Herana-Daze Jones saw spot action in two games late last season for the Broncos. He was with the Bengals in 2006-08 before being released during the season.  He has never been a starter but could be a serviceable backup at the position.

Darcel McBath is viewed to be a “tweener” between safety and cornerback, while not the strongest; he is viewed as a very good athlete. He’s a good cover guy who can tackle. He’s not the typical big safety, but will add versatility to the position. 

He is most likely projected to be a free safety in the NFL. 

David Bruton was the Broncos 2009 fourth rounder out of Notre Dame. He is 6’ 2” 219lbs and no doubt packs a wallop. 

This is part of the long range projection to have youth behind the immediate veteran needs. He has an infectious smile, was one of three team captains for the Irish in 2008 and was the teams leading tackler. 

He appears to have all the goods in the make of becoming a top notch talent in the league. 

He’ll benefit from being brought along slowly behind some solid veteran talent.  Bruton also impressed at the combine by running the second fastest time among the safeties at 4.46.

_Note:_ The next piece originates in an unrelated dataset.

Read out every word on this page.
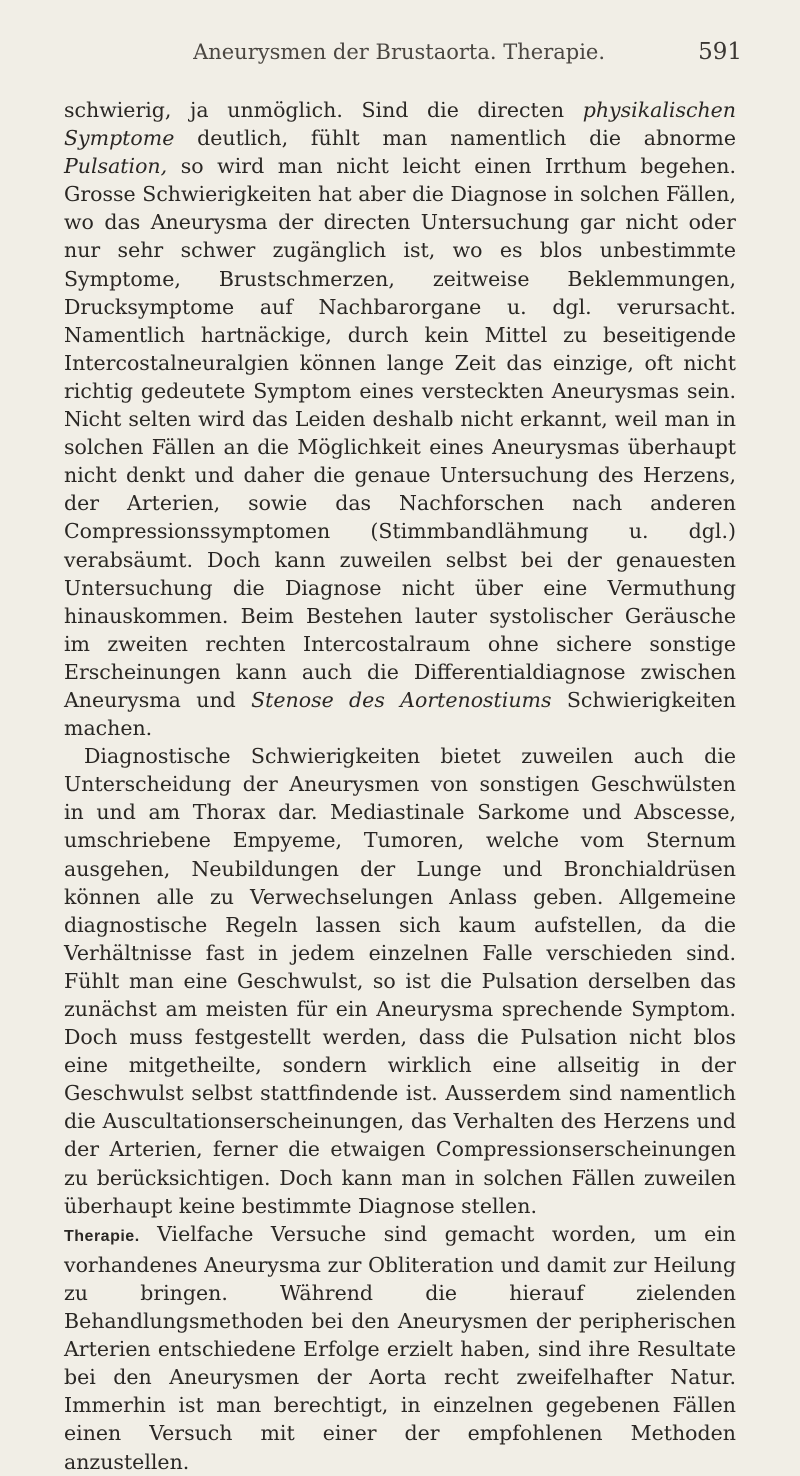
Aneurysmen der Brustaorta. Therapie.	591

schwierig, ja unmöglich. Sind die directen physikalischen Symptome deutlich, fühlt man namentlich die abnorme Pulsation, so wird man nicht leicht einen Irrthum begehen. Grosse Schwierigkeiten hat aber die Diagnose in solchen Fällen, wo das Aneurysma der directen Untersuchung gar nicht oder nur sehr schwer zugänglich ist, wo es blos unbestimmte Symptome, Brustschmerzen, zeitweise Beklemmungen, Drucksymptome auf Nachbarorgane u. dgl. verursacht. Namentlich hartnäckige, durch kein Mittel zu beseitigende Intercostalneuralgien können lange Zeit das einzige, oft nicht richtig gedeutete Symptom eines versteckten Aneurysmas sein. Nicht selten wird das Leiden deshalb nicht erkannt, weil man in solchen Fällen an die Möglichkeit eines Aneurysmas überhaupt nicht denkt und daher die genaue Untersuchung des Herzens, der Arterien, sowie das Nachforschen nach anderen Compressionssymptomen (Stimmbandlähmung u. dgl.) verabsäumt. Doch kann zuweilen selbst bei der genauesten Untersuchung die Diagnose nicht über eine Vermuthung hinauskommen. Beim Bestehen lauter systolischer Geräusche im zweiten rechten Intercostalraum ohne sichere sonstige Erscheinungen kann auch die Differentialdiagnose zwischen Aneurysma und Stenose des Aortenostiums Schwierigkeiten machen.

Diagnostische Schwierigkeiten bietet zuweilen auch die Unterscheidung der Aneurysmen von sonstigen Geschwülsten in und am Thorax dar. Mediastinale Sarkome und Abscesse, umschriebene Empyeme, Tumoren, welche vom Sternum ausgehen, Neubildungen der Lunge und Bronchialdrüsen können alle zu Verwechselungen Anlass geben. Allgemeine diagnostische Regeln lassen sich kaum aufstellen, da die Verhältnisse fast in jedem einzelnen Falle verschieden sind. Fühlt man eine Geschwulst, so ist die Pulsation derselben das zunächst am meisten für ein Aneurysma sprechende Symptom. Doch muss festgestellt werden, dass die Pulsation nicht blos eine mitgetheilte, sondern wirklich eine allseitig in der Geschwulst selbst stattfindende ist. Ausserdem sind namentlich die Auscultationserscheinungen, das Verhalten des Herzens und der Arterien, ferner die etwaigen Compressionserscheinungen zu berücksichtigen. Doch kann man in solchen Fällen zuweilen überhaupt keine bestimmte Diagnose stellen.

Therapie. Vielfache Versuche sind gemacht worden, um ein vorhandenes Aneurysma zur Obliteration und damit zur Heilung zu bringen. Während die hierauf zielenden Behandlungsmethoden bei den Aneurysmen der peripherischen Arterien entschiedene Erfolge erzielt haben, sind ihre Resultate bei den Aneurysmen der Aorta recht zweifelhafter Natur. Immerhin ist man berechtigt, in einzelnen gegebenen Fällen einen Versuch mit einer der empfohlenen Methoden anzustellen.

Britton Colquitt from Tennessee has signed on to compete at punter with Brett Kern. 

Kern may have out kicked his coverage under the Broncos poor special teams’ coverage. He averaged 46.7 yards per punt, good for seventh overall. The net average however dropped him to 16th with an average of 37.8 yards once the dust settled. 

Colquitt arrives in Denver with some baggage having been stripped of his scholarship his senior season following a DUI and leaving the scene of an accident. That incident was actually his second alcohol related offense while he was at Tennessee. 

Physically he has all the tools to compete and win the punter position.  For Colquitt it’s more of an issue of character and if he can bounce back from a difficult senior season in 2008.


Special Teams

The area of special teams has been a clear weakness of the Broncos the last decade. The new regime must emphasize the importance of this often forgotten phase of the game. 

Eddie Royal will probably start as the return specialist; however he may eventually split time with the likes of Alphonso Smith.


Team Philosophy

While the Broncos haven’t shown their hand on how they plan to scheme offensively or defensively this coming season, fans should expect imitation and implementation. 

The imitation fans do expect fits the mold of the New England Patriots concept of “team”. Imitation not entirely expected will most likely resemble the Pittsburgh Steelers bruising offensive attack and swarming defensive schemes.

The defense overall will have to utilize the depth of speed to overcome its lack of size.  The best part of being in a 3-4 with the type of talent the Broncos possess, it will be easier to confuse opponents. 

There will be a wide variety of defensive fronts that will make this defense more flexible in problem solving attacking offense. 

The old Orange Crush was a 3-4 that was known as a “bend but don’t break” defense.  Historically their numbers are still among the best ever. 

These Broncos have a long way to go and much to prove, however by being a more flexible, physical football team that is the positive step they needed to take.

The offense won’t entirely lure the fans to sleep due to the exceptional talent on the outside. However, it will most likely not be as explosive at it has been in the past.

There are still a number of questions still to be answered but the Denver Broncos do have good talent on board on both sides of the ball. How well that talent gels and rises to the occasion will determine the outcome of Coach Josh McDaniels rookie campaign.